Japanese politicians at the time said there were no Korean politicians to talk to. Although there were exchanges between younger legislators, their influence was meager. Mr. Roh’s government has been inclined to consider official diplomatic channels more important than unofficial diplomacy.
At present, relations between the governments of South Korea and Japan are in rough seas. The fundamental reason, of course, lies in the Japanese propensity for creating controversy through Prime Minister Junichiro Koizumi’s visits to Yasukuni Shrine, distortion of history textbooks and efforts to get territorial rights over the Dokdo Islets.
But it can also be pointed out that the reason the situation has been aggravated lies in the absence of mediation through pipeline diplomacy.
Pipeline diplomacy has often been criticized, because officials intervene diplomatically for political, rather that national, interests. But it has at times played a bigger role than official diplomacy.
In a sense, it is natural that the politicians responsible for state affairs should assume a bigger diplomatic role for the national interest. To do so, they must broaden exchanges with influential people overseas and consolidate friendships.
Almost half of Japan’s politicians rush to the United States when their parliamentary sessions are over, to create and maintain diplomatic pipelines.
Some people point out that since Japan is under the parliamentary cabinet system, its politicians are active in diplomatic activities - but it is just as true of the United States, which is under a presidential system.
President Roh Moo-hun announced on Tuesday that South Korea would take stern action against Japan in connection with the Dokdo issue.
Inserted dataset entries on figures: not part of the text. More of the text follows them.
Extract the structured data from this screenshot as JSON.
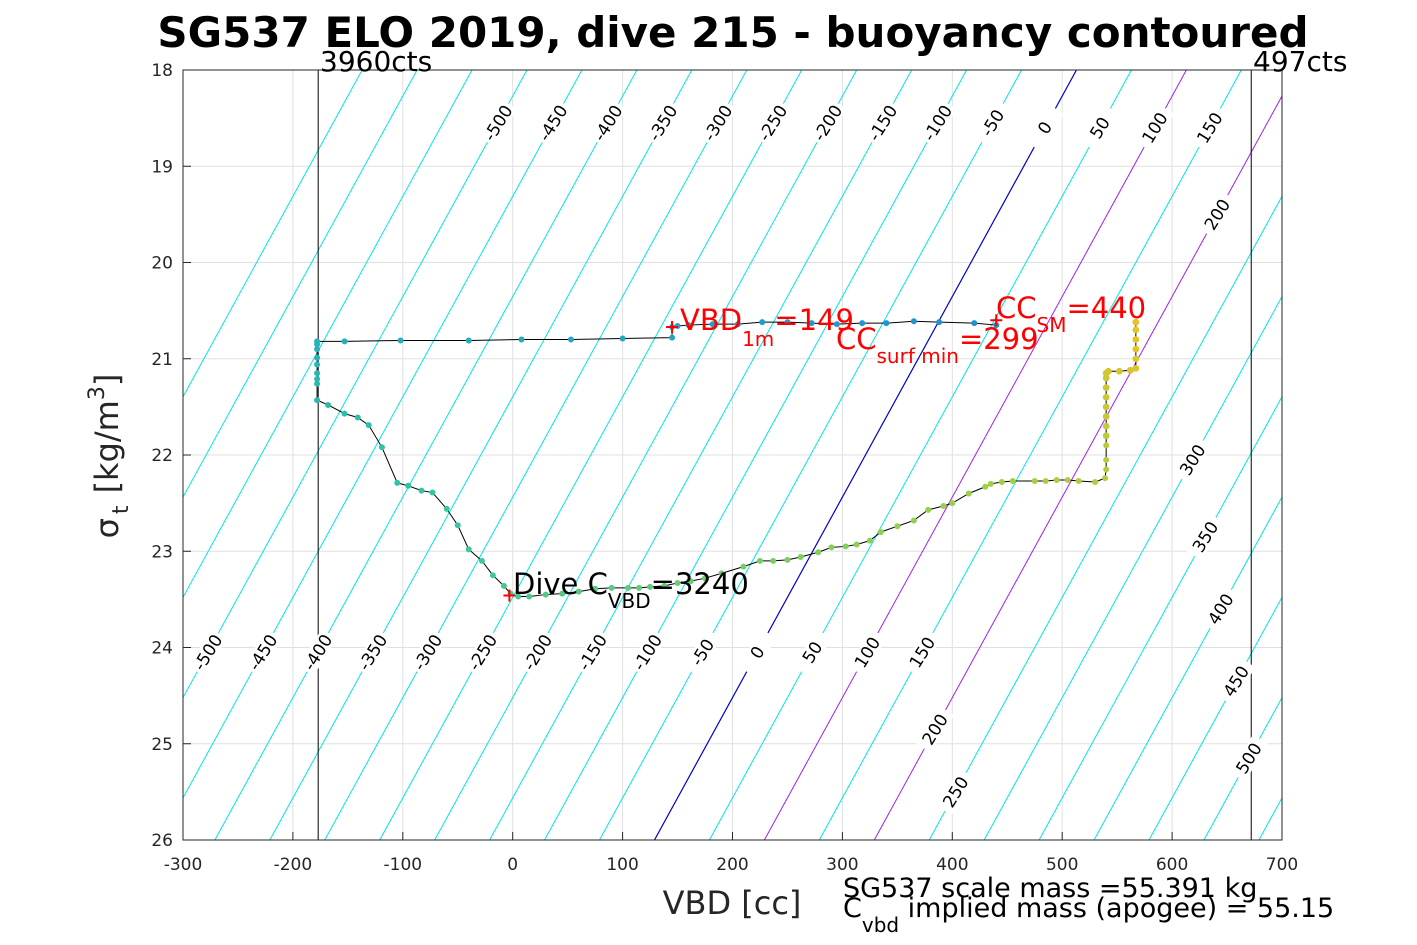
{
  "chart_data": {
    "type": "scatter",
    "title": "SG537 ELO 2019, dive 215 - buoyancy contoured",
    "xlabel": "VBD [cc]",
    "ylabel_main": "σ",
    "ylabel_sub": "t",
    "ylabel_units": "[kg/m",
    "ylabel_sup": "3",
    "ylabel_close": "]",
    "xlim": [
      -300,
      700
    ],
    "ylim": [
      18,
      26
    ],
    "y_reversed": true,
    "grid": true,
    "xticks": [
      -300,
      -200,
      -100,
      0,
      100,
      200,
      300,
      400,
      500,
      600,
      700
    ],
    "yticks": [
      18,
      19,
      20,
      21,
      22,
      23,
      24,
      25,
      26
    ],
    "xtick_labels": [
      "-300",
      "-200",
      "-100",
      "0",
      "100",
      "200",
      "300",
      "400",
      "500",
      "600",
      "700"
    ],
    "ytick_labels": [
      "18",
      "19",
      "20",
      "21",
      "22",
      "23",
      "24",
      "25",
      "26"
    ],
    "vbd_limit_left": {
      "x": -177,
      "label": "3960cts"
    },
    "vbd_limit_right": {
      "x": 672,
      "label": "497cts"
    },
    "contour_slope_cc_per_sigma": -48,
    "contour_ref_x_at_sigma": 26,
    "contour_ref_zero_x": 129,
    "contours": {
      "levels": [
        -500,
        -450,
        -400,
        -350,
        -300,
        -250,
        -200,
        -150,
        -100,
        -50,
        0,
        50,
        100,
        150,
        200,
        250,
        300,
        350,
        400,
        450,
        500
      ],
      "level_labels": [
        "-500",
        "-450",
        "-400",
        "-350",
        "-300",
        "-250",
        "-200",
        "-150",
        "-100",
        "-50",
        "0",
        "50",
        "100",
        "150",
        "200",
        "250",
        "300",
        "350",
        "400",
        "450",
        "500"
      ],
      "zero_color": "#0000cc",
      "purple_levels": [
        100,
        200
      ],
      "purple_color": "#a020f0",
      "other_color": "#00e6e6",
      "top_labels": [
        {
          "level": -500,
          "text": "-500"
        },
        {
          "level": -450,
          "text": "-450"
        },
        {
          "level": -400,
          "text": "-400"
        },
        {
          "level": -350,
          "text": "-350"
        },
        {
          "level": -300,
          "text": "-300"
        },
        {
          "level": -250,
          "text": "-250"
        },
        {
          "level": -200,
          "text": "-200"
        },
        {
          "level": -150,
          "text": "-150"
        },
        {
          "level": -100,
          "text": "-100"
        },
        {
          "level": -50,
          "text": "-50"
        },
        {
          "level": 0,
          "text": "0"
        },
        {
          "level": 50,
          "text": "50"
        },
        {
          "level": 100,
          "text": "100"
        },
        {
          "level": 150,
          "text": "150"
        }
      ],
      "bottom_labels": [
        {
          "level": -500,
          "text": "-500"
        },
        {
          "level": -450,
          "text": "-450"
        },
        {
          "level": -400,
          "text": "-400"
        },
        {
          "level": -350,
          "text": "-350"
        },
        {
          "level": -300,
          "text": "-300"
        },
        {
          "level": -250,
          "text": "-250"
        },
        {
          "level": -200,
          "text": "-200"
        },
        {
          "level": -150,
          "text": "-150"
        },
        {
          "level": -100,
          "text": "-100"
        },
        {
          "level": -50,
          "text": "-50"
        },
        {
          "level": 0,
          "text": "0"
        },
        {
          "level": 50,
          "text": "50"
        },
        {
          "level": 100,
          "text": "100"
        },
        {
          "level": 150,
          "text": "150"
        },
        {
          "level": 200,
          "text": "200"
        },
        {
          "level": 250,
          "text": "250"
        }
      ],
      "right_labels": [
        {
          "level": 200,
          "sigma": 19.5,
          "text": "200"
        },
        {
          "level": 300,
          "sigma": 22.05,
          "text": "300"
        },
        {
          "level": 350,
          "sigma": 22.85,
          "text": "350"
        },
        {
          "level": 400,
          "sigma": 23.6,
          "text": "400"
        },
        {
          "level": 450,
          "sigma": 24.35,
          "text": "450"
        },
        {
          "level": 500,
          "sigma": 25.15,
          "text": "500"
        }
      ]
    },
    "series": [
      {
        "points": [
          [
            440,
            20.65
          ],
          [
            420,
            20.63
          ],
          [
            388,
            20.62
          ],
          [
            365,
            20.61
          ],
          [
            340,
            20.63
          ],
          [
            318,
            20.63
          ],
          [
            295,
            20.64
          ],
          [
            272,
            20.63
          ],
          [
            250,
            20.62
          ],
          [
            227,
            20.62
          ],
          [
            205,
            20.64
          ],
          [
            182,
            20.64
          ],
          [
            160,
            20.65
          ],
          [
            150,
            20.66
          ],
          [
            145,
            20.67
          ],
          [
            145,
            20.78
          ],
          [
            100,
            20.79
          ],
          [
            53,
            20.8
          ],
          [
            8,
            20.8
          ],
          [
            -40,
            20.81
          ],
          [
            -102,
            20.81
          ],
          [
            -153,
            20.82
          ],
          [
            -178,
            20.82
          ],
          [
            -178,
            20.85
          ],
          [
            -178,
            20.9
          ],
          [
            -178,
            20.99
          ],
          [
            -178,
            21.06
          ],
          [
            -178,
            21.15
          ],
          [
            -178,
            21.21
          ],
          [
            -178,
            21.26
          ],
          [
            -178,
            21.43
          ],
          [
            -168,
            21.48
          ],
          [
            -153,
            21.57
          ],
          [
            -141,
            21.61
          ],
          [
            -131,
            21.69
          ],
          [
            -119,
            21.92
          ],
          [
            -105,
            22.29
          ],
          [
            -95,
            22.32
          ],
          [
            -83,
            22.37
          ],
          [
            -73,
            22.39
          ],
          [
            -60,
            22.56
          ],
          [
            -50,
            22.73
          ],
          [
            -40,
            22.98
          ],
          [
            -28,
            23.1
          ],
          [
            -18,
            23.25
          ],
          [
            -8,
            23.36
          ],
          [
            -2,
            23.44
          ],
          [
            5,
            23.47
          ],
          [
            15,
            23.47
          ],
          [
            30,
            23.45
          ],
          [
            45,
            23.44
          ],
          [
            60,
            23.42
          ],
          [
            75,
            23.39
          ],
          [
            90,
            23.38
          ],
          [
            105,
            23.38
          ],
          [
            115,
            23.38
          ],
          [
            125,
            23.37
          ],
          [
            138,
            23.36
          ],
          [
            150,
            23.33
          ],
          [
            162,
            23.31
          ],
          [
            175,
            23.28
          ],
          [
            190,
            23.23
          ],
          [
            210,
            23.16
          ],
          [
            225,
            23.1
          ],
          [
            237,
            23.1
          ],
          [
            250,
            23.09
          ],
          [
            262,
            23.06
          ],
          [
            278,
            23.01
          ],
          [
            290,
            22.96
          ],
          [
            303,
            22.95
          ],
          [
            313,
            22.93
          ],
          [
            325,
            22.89
          ],
          [
            335,
            22.8
          ],
          [
            350,
            22.74
          ],
          [
            365,
            22.68
          ],
          [
            378,
            22.57
          ],
          [
            392,
            22.53
          ],
          [
            400,
            22.5
          ],
          [
            415,
            22.4
          ],
          [
            430,
            22.33
          ],
          [
            435,
            22.3
          ],
          [
            445,
            22.28
          ],
          [
            455,
            22.27
          ],
          [
            475,
            22.27
          ],
          [
            485,
            22.27
          ],
          [
            495,
            22.26
          ],
          [
            505,
            22.26
          ],
          [
            515,
            22.27
          ],
          [
            530,
            22.28
          ],
          [
            539,
            22.24
          ],
          [
            540,
            22.15
          ],
          [
            540,
            22.05
          ],
          [
            540,
            21.9
          ],
          [
            540,
            21.8
          ],
          [
            540,
            21.7
          ],
          [
            540,
            21.6
          ],
          [
            540,
            21.5
          ],
          [
            540,
            21.4
          ],
          [
            540,
            21.3
          ],
          [
            540,
            21.2
          ],
          [
            540,
            21.15
          ],
          [
            542,
            21.13
          ],
          [
            552,
            21.13
          ],
          [
            562,
            21.12
          ],
          [
            567,
            21.1
          ],
          [
            567,
            21.0
          ],
          [
            567,
            20.9
          ],
          [
            567,
            20.8
          ],
          [
            567,
            20.7
          ],
          [
            567,
            20.62
          ]
        ]
      }
    ],
    "markers": {
      "vbd_1m": {
        "x": 145,
        "y": 20.67
      },
      "cc_sm": {
        "x": 440,
        "y": 20.6
      },
      "dive_cvbd": {
        "x": -3,
        "y": 23.46
      }
    },
    "annotations": {
      "vbd_1m": {
        "main": "VBD",
        "sub": "1m",
        "tail": "=149"
      },
      "cc_surf_min": {
        "main": "CC",
        "sub": "surf min",
        "tail": "=299"
      },
      "cc_sm": {
        "main": "CC",
        "sub": "SM",
        "tail": "=440"
      },
      "dive_cvbd": {
        "main": "Dive C",
        "sub": "VBD",
        "tail": "=3240"
      }
    },
    "footer": {
      "line1": "SG537 scale mass =55.391 kg",
      "line2_main": "C",
      "line2_sub": "vbd",
      "line2_tail": " implied mass (apogee) = 55.15"
    },
    "colors": {
      "track_line": "#000000",
      "marker_red": "#ff0000",
      "point_start": "#1f8fd6",
      "point_mid": "#2ec4a8",
      "point_late": "#8fd14f",
      "point_end": "#e8c328"
    }
  }
}
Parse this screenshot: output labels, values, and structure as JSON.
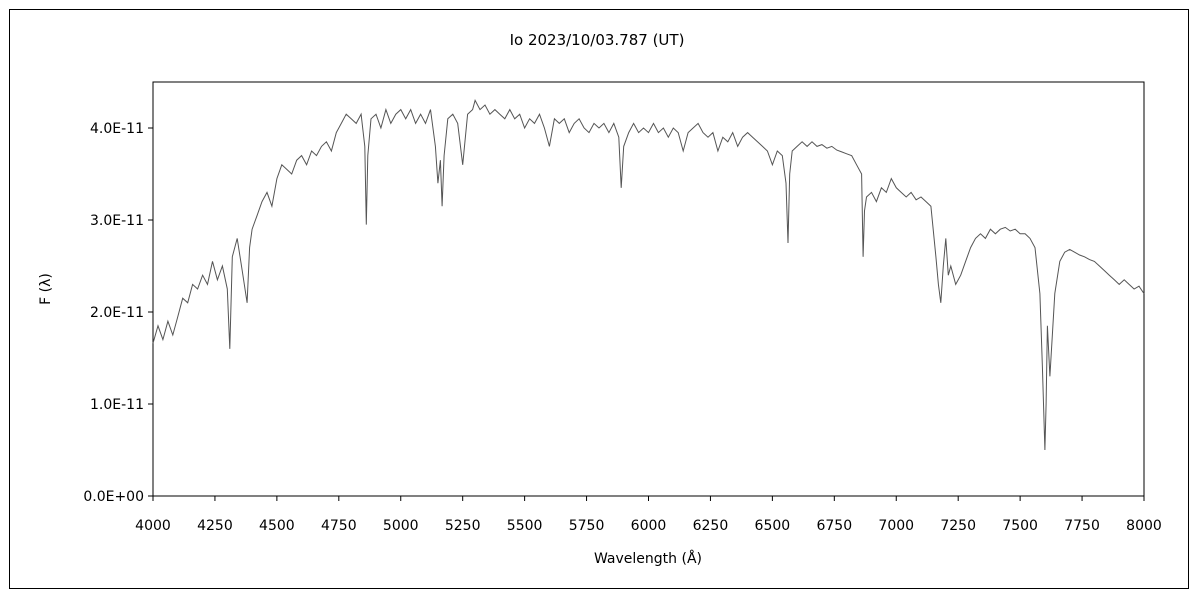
{
  "chart_data": {
    "type": "line",
    "title": "Io   2023/10/03.787 (UT)",
    "xlabel": "Wavelength (Å)",
    "ylabel": "F (λ)",
    "xlim": [
      4000,
      8000
    ],
    "ylim": [
      0,
      4.5e-11
    ],
    "x_ticks": [
      4000,
      4250,
      4500,
      4750,
      5000,
      5250,
      5500,
      5750,
      6000,
      6250,
      6500,
      6750,
      7000,
      7250,
      7500,
      7750,
      8000
    ],
    "x_tick_labels": [
      "4000",
      "4250",
      "4500",
      "4750",
      "5000",
      "5250",
      "5500",
      "5750",
      "6000",
      "6250",
      "6500",
      "6750",
      "7000",
      "7250",
      "7500",
      "7750",
      "8000"
    ],
    "y_ticks": [
      0,
      1e-11,
      2e-11,
      3e-11,
      4e-11
    ],
    "y_tick_labels": [
      "0.0E+00",
      "1.0E-11",
      "2.0E-11",
      "3.0E-11",
      "4.0E-11"
    ],
    "grid": false,
    "line_color": "#555555",
    "series": [
      {
        "x": [
          4000,
          4020,
          4040,
          4060,
          4080,
          4100,
          4120,
          4140,
          4160,
          4180,
          4200,
          4220,
          4240,
          4260,
          4280,
          4300,
          4310,
          4320,
          4340,
          4360,
          4380,
          4390,
          4400,
          4420,
          4440,
          4460,
          4480,
          4500,
          4520,
          4540,
          4560,
          4580,
          4600,
          4620,
          4640,
          4660,
          4680,
          4700,
          4720,
          4740,
          4760,
          4780,
          4800,
          4820,
          4840,
          4855,
          4861,
          4867,
          4880,
          4900,
          4920,
          4940,
          4960,
          4980,
          5000,
          5020,
          5040,
          5060,
          5080,
          5100,
          5120,
          5140,
          5150,
          5160,
          5167,
          5175,
          5190,
          5210,
          5230,
          5250,
          5270,
          5290,
          5300,
          5320,
          5340,
          5360,
          5380,
          5400,
          5420,
          5440,
          5460,
          5480,
          5500,
          5520,
          5540,
          5560,
          5580,
          5600,
          5620,
          5640,
          5660,
          5680,
          5700,
          5720,
          5740,
          5760,
          5780,
          5800,
          5820,
          5840,
          5860,
          5880,
          5890,
          5900,
          5920,
          5940,
          5960,
          5980,
          6000,
          6020,
          6040,
          6060,
          6080,
          6100,
          6120,
          6140,
          6160,
          6180,
          6200,
          6220,
          6240,
          6260,
          6280,
          6300,
          6320,
          6340,
          6360,
          6380,
          6400,
          6420,
          6440,
          6460,
          6480,
          6500,
          6520,
          6540,
          6555,
          6563,
          6570,
          6580,
          6600,
          6620,
          6640,
          6660,
          6680,
          6700,
          6720,
          6740,
          6760,
          6780,
          6800,
          6820,
          6840,
          6860,
          6866,
          6872,
          6880,
          6900,
          6920,
          6940,
          6960,
          6980,
          7000,
          7020,
          7040,
          7060,
          7080,
          7100,
          7120,
          7140,
          7160,
          7170,
          7180,
          7190,
          7200,
          7210,
          7220,
          7240,
          7260,
          7280,
          7300,
          7320,
          7340,
          7360,
          7380,
          7400,
          7420,
          7440,
          7460,
          7480,
          7500,
          7520,
          7540,
          7560,
          7580,
          7590,
          7600,
          7605,
          7610,
          7620,
          7640,
          7660,
          7680,
          7700,
          7720,
          7740,
          7760,
          7780,
          7800,
          7820,
          7840,
          7860,
          7880,
          7900,
          7920,
          7940,
          7960,
          7980,
          8000
        ],
        "y": [
          1.66e-11,
          1.85e-11,
          1.7e-11,
          1.9e-11,
          1.75e-11,
          1.95e-11,
          2.15e-11,
          2.1e-11,
          2.3e-11,
          2.25e-11,
          2.4e-11,
          2.3e-11,
          2.55e-11,
          2.35e-11,
          2.5e-11,
          2.25e-11,
          1.6e-11,
          2.6e-11,
          2.8e-11,
          2.45e-11,
          2.1e-11,
          2.7e-11,
          2.9e-11,
          3.05e-11,
          3.2e-11,
          3.3e-11,
          3.15e-11,
          3.45e-11,
          3.6e-11,
          3.55e-11,
          3.5e-11,
          3.65e-11,
          3.7e-11,
          3.6e-11,
          3.75e-11,
          3.7e-11,
          3.8e-11,
          3.85e-11,
          3.75e-11,
          3.95e-11,
          4.05e-11,
          4.15e-11,
          4.1e-11,
          4.05e-11,
          4.15e-11,
          3.8e-11,
          2.95e-11,
          3.7e-11,
          4.1e-11,
          4.15e-11,
          4e-11,
          4.2e-11,
          4.05e-11,
          4.15e-11,
          4.2e-11,
          4.1e-11,
          4.2e-11,
          4.05e-11,
          4.15e-11,
          4.05e-11,
          4.2e-11,
          3.8e-11,
          3.4e-11,
          3.65e-11,
          3.15e-11,
          3.7e-11,
          4.1e-11,
          4.15e-11,
          4.05e-11,
          3.6e-11,
          4.15e-11,
          4.2e-11,
          4.3e-11,
          4.2e-11,
          4.25e-11,
          4.15e-11,
          4.2e-11,
          4.15e-11,
          4.1e-11,
          4.2e-11,
          4.1e-11,
          4.15e-11,
          4e-11,
          4.1e-11,
          4.05e-11,
          4.15e-11,
          4e-11,
          3.8e-11,
          4.1e-11,
          4.05e-11,
          4.1e-11,
          3.95e-11,
          4.05e-11,
          4.1e-11,
          4e-11,
          3.95e-11,
          4.05e-11,
          4e-11,
          4.05e-11,
          3.95e-11,
          4.05e-11,
          3.9e-11,
          3.35e-11,
          3.8e-11,
          3.95e-11,
          4.05e-11,
          3.95e-11,
          4e-11,
          3.95e-11,
          4.05e-11,
          3.95e-11,
          4e-11,
          3.9e-11,
          4e-11,
          3.95e-11,
          3.75e-11,
          3.95e-11,
          4e-11,
          4.05e-11,
          3.95e-11,
          3.9e-11,
          3.95e-11,
          3.75e-11,
          3.9e-11,
          3.85e-11,
          3.95e-11,
          3.8e-11,
          3.9e-11,
          3.95e-11,
          3.9e-11,
          3.85e-11,
          3.8e-11,
          3.75e-11,
          3.6e-11,
          3.75e-11,
          3.7e-11,
          3.4e-11,
          2.75e-11,
          3.5e-11,
          3.75e-11,
          3.8e-11,
          3.85e-11,
          3.8e-11,
          3.85e-11,
          3.8e-11,
          3.82e-11,
          3.78e-11,
          3.8e-11,
          3.76e-11,
          3.74e-11,
          3.72e-11,
          3.7e-11,
          3.6e-11,
          3.5e-11,
          2.6e-11,
          3.1e-11,
          3.25e-11,
          3.3e-11,
          3.2e-11,
          3.35e-11,
          3.3e-11,
          3.45e-11,
          3.35e-11,
          3.3e-11,
          3.25e-11,
          3.3e-11,
          3.22e-11,
          3.25e-11,
          3.2e-11,
          3.15e-11,
          2.6e-11,
          2.3e-11,
          2.1e-11,
          2.5e-11,
          2.8e-11,
          2.4e-11,
          2.5e-11,
          2.3e-11,
          2.4e-11,
          2.55e-11,
          2.7e-11,
          2.8e-11,
          2.85e-11,
          2.8e-11,
          2.9e-11,
          2.85e-11,
          2.9e-11,
          2.92e-11,
          2.88e-11,
          2.9e-11,
          2.85e-11,
          2.85e-11,
          2.8e-11,
          2.7e-11,
          2.2e-11,
          1.4e-11,
          5e-12,
          1e-11,
          1.85e-11,
          1.3e-11,
          2.2e-11,
          2.55e-11,
          2.65e-11,
          2.68e-11,
          2.65e-11,
          2.62e-11,
          2.6e-11,
          2.57e-11,
          2.55e-11,
          2.5e-11,
          2.45e-11,
          2.4e-11,
          2.35e-11,
          2.3e-11,
          2.35e-11,
          2.3e-11,
          2.25e-11,
          2.28e-11,
          2.2e-11
        ]
      }
    ]
  }
}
Stern action, however, is effective only when backed up by diplomatic strength.
In “The Art of War,” the Chinese classic that President Hu Jintao of China presented to President George W. Bush during his recent visit in Washington, Sun Tzu described the strategy of winning a war without military confrontation. This is considered the best military strategy.
In international relations, diplomacy is also a means of war. And diplomacy is not the monopoly of the government, but a total war in which the whole nation should have a role.
What is the situation with us? I wonder whether there are politicians [in Korea] who pay much attention to diplomacy. Is the criticism that they are too focused on domestic politics too harsh? Moreover, when politicians are reshuffled on a large scale, existing unstable pipelines are often disconnected. The government and the governing party are not interested in utilizing the diplomatic pipeline of the opposition and the opposition does not want to help the government, because they are bound to their own party interests.
In 2003, Mr. Koizumi sent former Prime Minister Ryutaro Hashimoto to Arabic countries and former Foreign Minister Komura Masahiko to the Eropean Union as special envoys to get agreement for the dispatch of Self-Defense Forces to Iraq. The two were political rivals who contested the leadership of the Liberal Democratic Party, but on this occasion they worked in unity for the national interest. Bill Richardson, the governor of New Mexico and an influential Democratic Party politician, visited Pyongyang using a U.S. military plane. President Bush provided it in an effort to resolve the North Korean nuclear problem with the help of Mr. Richardson, who is an expert on North Korean affairs.
It is time to unfold a broader diplomacy in which our politicians establish a variety of reliable diplomatic pipelines with leaders of other countries and for the government to utilize them intelligently.

* The writer is an editorial writer of the JoongAng Ilbo.